I'm guessing this doesnt look so storybook now
Open it to Chapter 6
entitled -Love and Trust
I better put this book down
Cause the first page was half charred
to where you could see a bit of the next
I wish I could hold you back in class and say that
it was all from the stress.
but I wouldn't be lying if I told you
we weren't going anywhere
Eachday I told myself otherwise making it to where I wouldn't care
I just sat back and waited for my scene to begin
holding on to my chair with my eyes dead centered in
to the actress on stage
what a beautiful smile
too bad she'd use it to make my heart hurt for a while
but thats the name of the game if you read a sad story
after me comes the next and I started feeling bad for the guy before me
Then again he's the reason why the pages were so crisp
Held up that match for too long and got you addicted to this (alcohol)
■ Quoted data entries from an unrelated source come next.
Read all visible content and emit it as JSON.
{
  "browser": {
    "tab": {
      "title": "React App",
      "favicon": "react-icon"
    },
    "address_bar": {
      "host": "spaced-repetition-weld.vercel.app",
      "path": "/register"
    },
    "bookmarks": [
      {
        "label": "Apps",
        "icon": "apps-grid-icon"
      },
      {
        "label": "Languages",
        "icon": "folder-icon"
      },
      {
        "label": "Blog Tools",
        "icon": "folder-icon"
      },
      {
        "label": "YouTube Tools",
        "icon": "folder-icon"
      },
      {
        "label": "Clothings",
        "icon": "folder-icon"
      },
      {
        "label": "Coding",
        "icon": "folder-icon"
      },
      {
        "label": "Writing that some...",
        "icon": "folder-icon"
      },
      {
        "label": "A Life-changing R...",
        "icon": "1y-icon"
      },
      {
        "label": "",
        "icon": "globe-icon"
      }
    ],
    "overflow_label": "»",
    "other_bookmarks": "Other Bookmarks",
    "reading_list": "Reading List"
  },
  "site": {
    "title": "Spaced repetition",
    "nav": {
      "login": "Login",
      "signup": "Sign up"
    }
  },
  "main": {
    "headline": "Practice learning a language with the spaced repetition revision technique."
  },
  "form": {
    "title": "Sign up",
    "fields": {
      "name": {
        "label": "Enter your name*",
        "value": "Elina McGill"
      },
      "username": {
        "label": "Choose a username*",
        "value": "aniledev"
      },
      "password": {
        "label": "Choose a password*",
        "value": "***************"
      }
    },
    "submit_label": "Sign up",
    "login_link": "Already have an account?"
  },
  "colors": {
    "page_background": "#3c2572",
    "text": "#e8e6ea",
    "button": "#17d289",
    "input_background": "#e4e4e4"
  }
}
Is it sinful to think about myself for a while?
Just put this book back up on the shelf in a state of denial
then pick it back up when I think I'm ready again
Hold on to my sick stomach because its not ready to spin

But the pages stay the same from the first chapter to the 6th
Every time I pick it up I keep adding to the list
of the things in the seventh
Like,
.... Self Respect. Chapter 7 Verse 1.
Part A. went up like the flame from a gun.
then goes...... .Decency. Chapter 7 Verse 2.
Part B. I realize......
" Wait, its me with the match now
What the fuck am I doing to you?!"

So I'd better take a step back and trip over my guitar
when these feelings come over me
like a familiar coat from my attire
And back onto myself again
I start thinking of how I wish I had the chance to tell you (my friend)
That sometimes I feel as if I have nowhere else to go
but I have something left to say and I have nothing left to show
and if you were here with me right now I'd take time out of my day
to say I love you.
And I'll never hurt you again, thats why I'm putting this book back up
on the shelf in shame.

I've gathered one thing from this whole ordeal, and thats that
we are the same book, pages burn in me as well.